In dem Sommer, als ich elf Jahre alt geworden war, änderte sich aber ihr Verhalten mir gegenüber. Sie hatte für mich keine Zeit und beschäftigte sich ausschließlich mit ihrem anderen Hausgast, einem gewissen Robby.
Rob, der Snob, nannte ich ihn.
Er war ungefähr so alt wie Marie, sie ist zehn Jahre älter als ich“, erläuterte er mir.
Dabei schenkte er mir ein so bezaubernd offenes Lächeln, dass ich noch näher an ihn heranrückte.
„Was wurde aus ihm, hat Ihre Tante ihn geheiratet? Ist er ihr Onkel Robby geworden?“ rätselte ich.
Er schnippte seine ausgerauchte Zigarette in den Kies, räkelte sich in dem Autositz zurück, dabei schaute er versonnen vor sich hin.
Seine rechte Ohrmuschel blinkte rot, seine Wimpern schwangen schwarz und lang, weiße Zähne komplettierten das männliche Schneewittchen.
Ich kam von dem Märchenthema gar nicht mehr los, war er etwa mein Traumprinz?
„Ich konnte es damals nicht benennen“, fuhr er fort sich in seine Erinnerung zu vertiefen, „aber ich war entsetzlich eifersüchtig.
Ich folgte den Beiden auf Schritt und Tritt und gönnte ihnen keine gemeinsame Minute. Wenn sie sich zusammen in einem Zimmer befanden, gewöhnte ich mir an, mein Ohr an die Zimmertür zu pressen und zu erlauschen, was drinnen vor sich ging.
Einmal erwischte mich Marie spionierend an ihrer Zimmertür, als ich sie und Robby darin vermutete.
Bevor ich reagieren konnte, stürmte sie den Flur entlang, ergriff mich am Arm und zerrte mich in ihr Zimmer.
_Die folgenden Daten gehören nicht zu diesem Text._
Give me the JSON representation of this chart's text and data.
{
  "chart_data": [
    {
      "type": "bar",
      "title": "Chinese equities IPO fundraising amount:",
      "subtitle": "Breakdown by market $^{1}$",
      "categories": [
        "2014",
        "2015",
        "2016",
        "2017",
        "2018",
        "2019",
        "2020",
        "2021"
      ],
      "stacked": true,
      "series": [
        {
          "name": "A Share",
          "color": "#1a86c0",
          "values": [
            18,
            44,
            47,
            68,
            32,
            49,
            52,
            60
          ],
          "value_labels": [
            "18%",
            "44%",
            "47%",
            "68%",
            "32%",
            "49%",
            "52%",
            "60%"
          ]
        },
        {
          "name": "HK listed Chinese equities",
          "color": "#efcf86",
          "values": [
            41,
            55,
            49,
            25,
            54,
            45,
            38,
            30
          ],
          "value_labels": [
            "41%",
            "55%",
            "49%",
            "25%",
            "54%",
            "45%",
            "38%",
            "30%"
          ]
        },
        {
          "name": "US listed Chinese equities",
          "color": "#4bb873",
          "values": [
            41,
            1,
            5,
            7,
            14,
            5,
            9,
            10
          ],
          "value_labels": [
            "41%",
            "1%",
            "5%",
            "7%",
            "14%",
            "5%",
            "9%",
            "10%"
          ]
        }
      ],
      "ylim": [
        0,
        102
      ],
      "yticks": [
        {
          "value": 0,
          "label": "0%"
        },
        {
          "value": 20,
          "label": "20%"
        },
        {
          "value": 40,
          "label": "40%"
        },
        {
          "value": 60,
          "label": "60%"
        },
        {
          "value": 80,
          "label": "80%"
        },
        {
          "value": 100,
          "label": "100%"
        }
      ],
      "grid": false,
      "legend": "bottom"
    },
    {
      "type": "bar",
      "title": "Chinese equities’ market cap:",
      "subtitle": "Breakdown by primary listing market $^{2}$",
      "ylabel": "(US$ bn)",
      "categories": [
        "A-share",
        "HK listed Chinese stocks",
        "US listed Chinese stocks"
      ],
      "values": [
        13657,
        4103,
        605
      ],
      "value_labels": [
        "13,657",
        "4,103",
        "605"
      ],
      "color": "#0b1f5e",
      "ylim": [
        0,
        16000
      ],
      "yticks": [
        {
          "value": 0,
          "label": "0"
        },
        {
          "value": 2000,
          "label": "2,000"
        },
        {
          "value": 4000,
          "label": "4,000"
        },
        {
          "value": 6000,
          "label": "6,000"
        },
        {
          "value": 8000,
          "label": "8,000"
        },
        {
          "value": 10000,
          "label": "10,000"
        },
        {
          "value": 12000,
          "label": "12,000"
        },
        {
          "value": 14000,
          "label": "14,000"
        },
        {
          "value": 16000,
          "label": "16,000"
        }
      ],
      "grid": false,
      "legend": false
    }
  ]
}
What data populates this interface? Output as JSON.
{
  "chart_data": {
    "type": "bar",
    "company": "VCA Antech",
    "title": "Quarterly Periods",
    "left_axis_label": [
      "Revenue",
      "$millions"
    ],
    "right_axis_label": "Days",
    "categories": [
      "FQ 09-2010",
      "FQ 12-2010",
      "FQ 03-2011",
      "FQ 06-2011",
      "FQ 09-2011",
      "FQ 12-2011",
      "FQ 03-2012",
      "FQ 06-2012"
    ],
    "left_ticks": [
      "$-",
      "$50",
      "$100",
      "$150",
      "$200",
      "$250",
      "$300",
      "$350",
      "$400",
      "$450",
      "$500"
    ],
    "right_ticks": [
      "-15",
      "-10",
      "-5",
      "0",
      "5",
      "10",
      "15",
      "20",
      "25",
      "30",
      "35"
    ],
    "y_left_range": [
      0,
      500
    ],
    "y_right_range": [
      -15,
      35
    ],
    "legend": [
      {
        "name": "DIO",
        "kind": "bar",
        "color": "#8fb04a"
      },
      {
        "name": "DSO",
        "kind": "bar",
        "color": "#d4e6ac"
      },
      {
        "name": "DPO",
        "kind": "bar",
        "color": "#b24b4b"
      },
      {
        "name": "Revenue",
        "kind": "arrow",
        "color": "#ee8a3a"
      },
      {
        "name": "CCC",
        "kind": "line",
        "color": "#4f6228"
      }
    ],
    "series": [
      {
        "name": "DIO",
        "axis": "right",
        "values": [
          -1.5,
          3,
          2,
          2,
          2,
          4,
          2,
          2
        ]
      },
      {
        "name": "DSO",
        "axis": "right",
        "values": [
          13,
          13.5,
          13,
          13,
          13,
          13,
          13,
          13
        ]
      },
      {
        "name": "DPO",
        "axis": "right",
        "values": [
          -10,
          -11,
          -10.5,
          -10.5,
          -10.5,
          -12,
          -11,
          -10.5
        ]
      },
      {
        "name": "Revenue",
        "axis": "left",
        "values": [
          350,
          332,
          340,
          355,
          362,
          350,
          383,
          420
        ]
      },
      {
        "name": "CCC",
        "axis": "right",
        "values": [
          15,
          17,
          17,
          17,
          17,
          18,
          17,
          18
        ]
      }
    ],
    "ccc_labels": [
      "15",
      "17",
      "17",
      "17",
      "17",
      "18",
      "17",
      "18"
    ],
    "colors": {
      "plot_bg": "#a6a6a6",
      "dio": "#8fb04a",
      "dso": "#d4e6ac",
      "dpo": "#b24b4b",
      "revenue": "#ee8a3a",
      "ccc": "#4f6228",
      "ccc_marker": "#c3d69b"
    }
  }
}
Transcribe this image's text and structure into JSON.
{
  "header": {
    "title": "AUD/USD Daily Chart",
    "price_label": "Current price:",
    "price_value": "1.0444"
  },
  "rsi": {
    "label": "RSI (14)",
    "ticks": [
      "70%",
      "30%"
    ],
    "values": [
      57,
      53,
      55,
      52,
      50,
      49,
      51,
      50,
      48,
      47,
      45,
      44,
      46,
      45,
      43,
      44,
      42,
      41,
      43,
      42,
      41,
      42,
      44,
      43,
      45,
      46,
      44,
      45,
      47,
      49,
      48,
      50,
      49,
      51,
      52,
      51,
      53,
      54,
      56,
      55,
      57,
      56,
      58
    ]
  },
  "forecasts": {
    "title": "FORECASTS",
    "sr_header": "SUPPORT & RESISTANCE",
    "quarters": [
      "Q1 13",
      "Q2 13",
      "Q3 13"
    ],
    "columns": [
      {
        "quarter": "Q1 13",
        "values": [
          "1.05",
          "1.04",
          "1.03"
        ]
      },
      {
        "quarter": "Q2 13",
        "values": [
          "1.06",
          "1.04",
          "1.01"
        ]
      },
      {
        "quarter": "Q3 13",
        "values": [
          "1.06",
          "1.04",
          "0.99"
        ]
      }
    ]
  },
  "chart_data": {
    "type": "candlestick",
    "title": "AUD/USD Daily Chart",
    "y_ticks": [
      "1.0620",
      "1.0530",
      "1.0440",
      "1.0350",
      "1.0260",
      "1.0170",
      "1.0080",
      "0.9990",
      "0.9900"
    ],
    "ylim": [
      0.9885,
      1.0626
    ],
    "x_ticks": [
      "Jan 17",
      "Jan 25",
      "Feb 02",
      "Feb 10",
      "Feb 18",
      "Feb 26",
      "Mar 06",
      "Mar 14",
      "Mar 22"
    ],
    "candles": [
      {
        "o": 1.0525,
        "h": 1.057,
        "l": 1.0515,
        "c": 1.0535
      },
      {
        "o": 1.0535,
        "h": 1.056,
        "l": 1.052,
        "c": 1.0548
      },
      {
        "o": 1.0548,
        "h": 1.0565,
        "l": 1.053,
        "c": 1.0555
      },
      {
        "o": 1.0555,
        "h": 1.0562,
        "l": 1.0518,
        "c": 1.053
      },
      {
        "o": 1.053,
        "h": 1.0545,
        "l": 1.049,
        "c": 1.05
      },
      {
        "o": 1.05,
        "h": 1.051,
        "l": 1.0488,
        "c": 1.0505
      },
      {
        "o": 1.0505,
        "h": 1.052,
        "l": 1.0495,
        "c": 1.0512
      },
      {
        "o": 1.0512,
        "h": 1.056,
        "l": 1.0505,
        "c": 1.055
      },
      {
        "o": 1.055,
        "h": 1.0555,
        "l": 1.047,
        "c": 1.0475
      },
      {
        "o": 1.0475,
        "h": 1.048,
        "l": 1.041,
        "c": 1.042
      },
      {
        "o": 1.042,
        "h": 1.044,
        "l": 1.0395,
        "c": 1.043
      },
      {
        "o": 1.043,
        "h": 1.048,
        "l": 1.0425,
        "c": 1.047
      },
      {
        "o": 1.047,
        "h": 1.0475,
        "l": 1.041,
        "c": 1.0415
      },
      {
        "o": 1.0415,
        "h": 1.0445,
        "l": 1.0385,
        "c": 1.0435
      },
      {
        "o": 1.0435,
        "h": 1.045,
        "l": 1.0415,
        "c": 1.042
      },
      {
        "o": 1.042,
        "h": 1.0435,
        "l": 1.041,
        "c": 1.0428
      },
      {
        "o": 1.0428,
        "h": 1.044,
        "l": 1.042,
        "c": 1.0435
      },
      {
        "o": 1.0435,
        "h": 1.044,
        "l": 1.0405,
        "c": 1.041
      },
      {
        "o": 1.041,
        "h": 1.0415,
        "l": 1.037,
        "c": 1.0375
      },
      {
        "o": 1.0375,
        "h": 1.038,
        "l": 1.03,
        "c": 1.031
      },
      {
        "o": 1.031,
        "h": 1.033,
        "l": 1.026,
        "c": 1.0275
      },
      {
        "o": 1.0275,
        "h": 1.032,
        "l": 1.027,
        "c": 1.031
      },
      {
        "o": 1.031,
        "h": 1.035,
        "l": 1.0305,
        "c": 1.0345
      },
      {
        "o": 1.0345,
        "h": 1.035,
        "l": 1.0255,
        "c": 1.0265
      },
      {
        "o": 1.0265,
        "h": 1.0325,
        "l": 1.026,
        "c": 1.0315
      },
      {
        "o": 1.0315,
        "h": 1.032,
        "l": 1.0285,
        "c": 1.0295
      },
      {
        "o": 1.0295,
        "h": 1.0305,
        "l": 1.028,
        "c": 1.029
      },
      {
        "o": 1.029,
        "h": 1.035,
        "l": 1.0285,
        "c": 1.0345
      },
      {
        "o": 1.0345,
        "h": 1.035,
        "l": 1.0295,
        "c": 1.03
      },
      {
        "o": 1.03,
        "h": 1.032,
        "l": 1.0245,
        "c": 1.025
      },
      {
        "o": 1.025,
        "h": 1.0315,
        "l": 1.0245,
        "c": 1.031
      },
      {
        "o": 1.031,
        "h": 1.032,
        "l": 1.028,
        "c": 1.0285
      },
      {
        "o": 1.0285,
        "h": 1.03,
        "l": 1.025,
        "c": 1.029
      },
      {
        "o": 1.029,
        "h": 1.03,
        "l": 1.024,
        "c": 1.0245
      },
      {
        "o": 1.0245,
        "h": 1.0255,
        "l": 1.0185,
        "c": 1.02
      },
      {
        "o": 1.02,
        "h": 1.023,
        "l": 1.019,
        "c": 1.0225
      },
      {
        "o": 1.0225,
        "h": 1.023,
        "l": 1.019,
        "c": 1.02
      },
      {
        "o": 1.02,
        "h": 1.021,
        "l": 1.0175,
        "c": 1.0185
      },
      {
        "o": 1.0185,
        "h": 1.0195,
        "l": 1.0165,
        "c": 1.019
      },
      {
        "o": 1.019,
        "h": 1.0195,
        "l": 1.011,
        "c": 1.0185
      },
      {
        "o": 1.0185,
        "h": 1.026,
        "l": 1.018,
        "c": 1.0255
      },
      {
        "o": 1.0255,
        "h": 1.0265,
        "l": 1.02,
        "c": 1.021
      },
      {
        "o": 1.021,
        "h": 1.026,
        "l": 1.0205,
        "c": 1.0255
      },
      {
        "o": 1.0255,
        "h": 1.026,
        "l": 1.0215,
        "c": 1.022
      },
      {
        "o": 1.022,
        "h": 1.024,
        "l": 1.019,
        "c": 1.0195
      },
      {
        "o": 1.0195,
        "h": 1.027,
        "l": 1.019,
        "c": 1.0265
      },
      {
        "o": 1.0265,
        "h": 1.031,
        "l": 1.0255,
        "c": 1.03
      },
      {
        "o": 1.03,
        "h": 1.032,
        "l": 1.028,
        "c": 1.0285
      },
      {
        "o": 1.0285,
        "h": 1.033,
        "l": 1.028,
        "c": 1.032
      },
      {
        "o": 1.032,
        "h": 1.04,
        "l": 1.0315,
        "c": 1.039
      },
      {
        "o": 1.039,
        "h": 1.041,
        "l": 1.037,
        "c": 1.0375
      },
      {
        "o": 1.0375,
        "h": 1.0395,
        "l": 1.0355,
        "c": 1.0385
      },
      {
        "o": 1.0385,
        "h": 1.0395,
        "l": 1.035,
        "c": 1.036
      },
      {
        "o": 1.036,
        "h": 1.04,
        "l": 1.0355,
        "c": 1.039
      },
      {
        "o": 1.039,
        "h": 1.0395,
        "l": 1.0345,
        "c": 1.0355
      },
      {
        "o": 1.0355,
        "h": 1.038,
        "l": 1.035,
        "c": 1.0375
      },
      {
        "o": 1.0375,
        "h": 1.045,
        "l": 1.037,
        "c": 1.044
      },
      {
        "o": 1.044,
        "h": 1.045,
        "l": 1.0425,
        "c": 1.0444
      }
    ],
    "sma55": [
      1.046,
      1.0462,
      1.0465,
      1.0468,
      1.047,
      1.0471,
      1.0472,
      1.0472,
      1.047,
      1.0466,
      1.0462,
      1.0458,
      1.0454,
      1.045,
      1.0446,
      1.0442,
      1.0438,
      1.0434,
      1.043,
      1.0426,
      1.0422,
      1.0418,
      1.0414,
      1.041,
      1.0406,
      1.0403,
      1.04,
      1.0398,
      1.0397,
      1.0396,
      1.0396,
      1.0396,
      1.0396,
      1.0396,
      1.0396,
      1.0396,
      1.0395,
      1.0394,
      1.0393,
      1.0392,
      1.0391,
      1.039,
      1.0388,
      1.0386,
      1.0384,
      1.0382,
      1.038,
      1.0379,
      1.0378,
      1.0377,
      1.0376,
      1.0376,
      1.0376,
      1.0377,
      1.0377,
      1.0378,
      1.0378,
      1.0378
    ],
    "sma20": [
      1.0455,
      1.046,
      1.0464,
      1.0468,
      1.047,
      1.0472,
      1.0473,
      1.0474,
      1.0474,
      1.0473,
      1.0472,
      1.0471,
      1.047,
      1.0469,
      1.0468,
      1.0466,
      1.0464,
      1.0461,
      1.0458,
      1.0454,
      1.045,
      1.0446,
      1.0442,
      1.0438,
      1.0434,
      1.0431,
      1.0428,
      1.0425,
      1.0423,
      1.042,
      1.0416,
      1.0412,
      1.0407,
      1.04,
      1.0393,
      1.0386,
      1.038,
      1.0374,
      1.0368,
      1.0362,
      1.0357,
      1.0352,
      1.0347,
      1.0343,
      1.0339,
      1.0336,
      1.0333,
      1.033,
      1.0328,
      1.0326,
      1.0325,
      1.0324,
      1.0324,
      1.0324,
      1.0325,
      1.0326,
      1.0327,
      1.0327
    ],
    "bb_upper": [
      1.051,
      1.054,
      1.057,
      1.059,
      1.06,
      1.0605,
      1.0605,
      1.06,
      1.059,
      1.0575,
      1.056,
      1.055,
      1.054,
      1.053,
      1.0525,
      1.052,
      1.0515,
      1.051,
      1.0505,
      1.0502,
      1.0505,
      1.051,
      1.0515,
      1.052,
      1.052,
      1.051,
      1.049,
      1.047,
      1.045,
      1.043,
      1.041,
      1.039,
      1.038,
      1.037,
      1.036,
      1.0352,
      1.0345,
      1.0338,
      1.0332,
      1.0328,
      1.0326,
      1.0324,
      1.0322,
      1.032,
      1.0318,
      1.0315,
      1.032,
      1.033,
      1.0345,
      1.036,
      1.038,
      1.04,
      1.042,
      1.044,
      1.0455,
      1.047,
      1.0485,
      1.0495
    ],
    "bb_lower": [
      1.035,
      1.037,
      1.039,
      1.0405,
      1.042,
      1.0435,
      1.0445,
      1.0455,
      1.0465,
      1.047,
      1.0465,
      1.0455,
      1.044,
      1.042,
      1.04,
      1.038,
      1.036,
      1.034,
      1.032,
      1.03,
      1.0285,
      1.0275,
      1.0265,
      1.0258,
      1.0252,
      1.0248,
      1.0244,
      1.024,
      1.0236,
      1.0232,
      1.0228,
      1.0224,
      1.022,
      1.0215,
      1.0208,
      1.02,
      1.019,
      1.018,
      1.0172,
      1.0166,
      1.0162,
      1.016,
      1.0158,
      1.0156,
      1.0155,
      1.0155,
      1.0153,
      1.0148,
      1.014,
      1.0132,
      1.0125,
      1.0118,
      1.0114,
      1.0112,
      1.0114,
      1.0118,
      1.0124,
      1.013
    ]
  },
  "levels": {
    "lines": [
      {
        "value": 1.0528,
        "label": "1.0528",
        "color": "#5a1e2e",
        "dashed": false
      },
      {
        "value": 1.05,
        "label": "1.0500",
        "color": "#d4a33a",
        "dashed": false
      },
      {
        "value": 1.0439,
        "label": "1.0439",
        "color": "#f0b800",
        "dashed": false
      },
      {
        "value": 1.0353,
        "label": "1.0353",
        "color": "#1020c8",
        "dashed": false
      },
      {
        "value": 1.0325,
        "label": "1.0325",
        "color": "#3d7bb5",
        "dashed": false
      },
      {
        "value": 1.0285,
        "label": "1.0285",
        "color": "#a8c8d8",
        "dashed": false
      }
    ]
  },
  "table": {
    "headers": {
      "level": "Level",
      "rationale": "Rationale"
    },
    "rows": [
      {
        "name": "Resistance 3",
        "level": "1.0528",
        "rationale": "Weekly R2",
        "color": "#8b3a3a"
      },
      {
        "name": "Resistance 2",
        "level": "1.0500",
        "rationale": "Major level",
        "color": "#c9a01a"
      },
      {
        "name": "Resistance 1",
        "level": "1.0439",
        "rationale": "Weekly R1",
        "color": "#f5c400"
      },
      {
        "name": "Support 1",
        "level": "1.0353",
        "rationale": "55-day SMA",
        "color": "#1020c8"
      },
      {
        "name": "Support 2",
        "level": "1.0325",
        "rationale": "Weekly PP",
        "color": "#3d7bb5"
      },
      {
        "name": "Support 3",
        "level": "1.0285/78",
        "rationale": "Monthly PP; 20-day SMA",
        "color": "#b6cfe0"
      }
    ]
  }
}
Sie war außer sich vor Wut, ihre Privatsphäre durch mich so verletzt zu sehen.
Vom Pressen an die Tür war mein rechtes Ohr ganz breit und rot geworden, somit doppelt auffälliger, als meine großen Ohrmuscheln ohnehin waren.“
Ein erinnerungszärtliches Lächeln wehte um seine Lippen.
„Immer noch wütend packte mich Marie, stieß mich an die Wand neben ihren Schreibtisch und erklärte mir, sie würde mich daran hindern, ihr ständig nachzuspionieren, indem sie mein verräterisches Lauscheohr an die Wand nageln würde.
Bevor ich zum Reagieren und sie zum Nachdenken kam, ergriff sie vom Schreibtisch ihren Brieföffner und trieb ihn mit einem festen Schlag des Briefbeschwerers durch meine Ohrmuschel.
Erst tat es gar nicht weh, dann sackte ich mit einem Schrei in ihren Armen zusammen.“
Mir war der Mund vor Entsetzen offen stehen geblieben.
„Und Robby?“ räusperte ich mich heiser.
„Der reiste am nächsten Tag ab und die Ohrmuschel wurde genäht. Da kommt übrigens Marie.“
Ja, da kam Tante Marie.
Wie sah sie aus?
Noch nie hatte ich einem Menschen mit so unverhohlener Neugier entgegen gestarrt.
Sie trug ein wadenlanges, enges Kleid im Stil der vierziger Jahre, in der Taille straff zusammen gegürtelt, die Knöpfe zum schönen Dekolleté geöffnet. Die blonden, halblangen Haare waren straff nach hinten gebürstet. Sie sah aus wie Grace Kelly.
Und bevor sie zu meinem italienischen Prinzen in den Jaguar stieg, schlang sie sich wahrhaftig ein cremefarbenes Seidentuch zum Grace-Kelly-Knoten um Kopf und Hals.
Alle drei, Prinz, Jaguar und Grace Kelly fuhren knirschen über den Kies davon.
Er sah nicht zurück, nur sein rotes Ohr leuchtete wohlwollend zum stummen „Arrivederci“.
Gegen Tante Marie hatte ich keine Chance.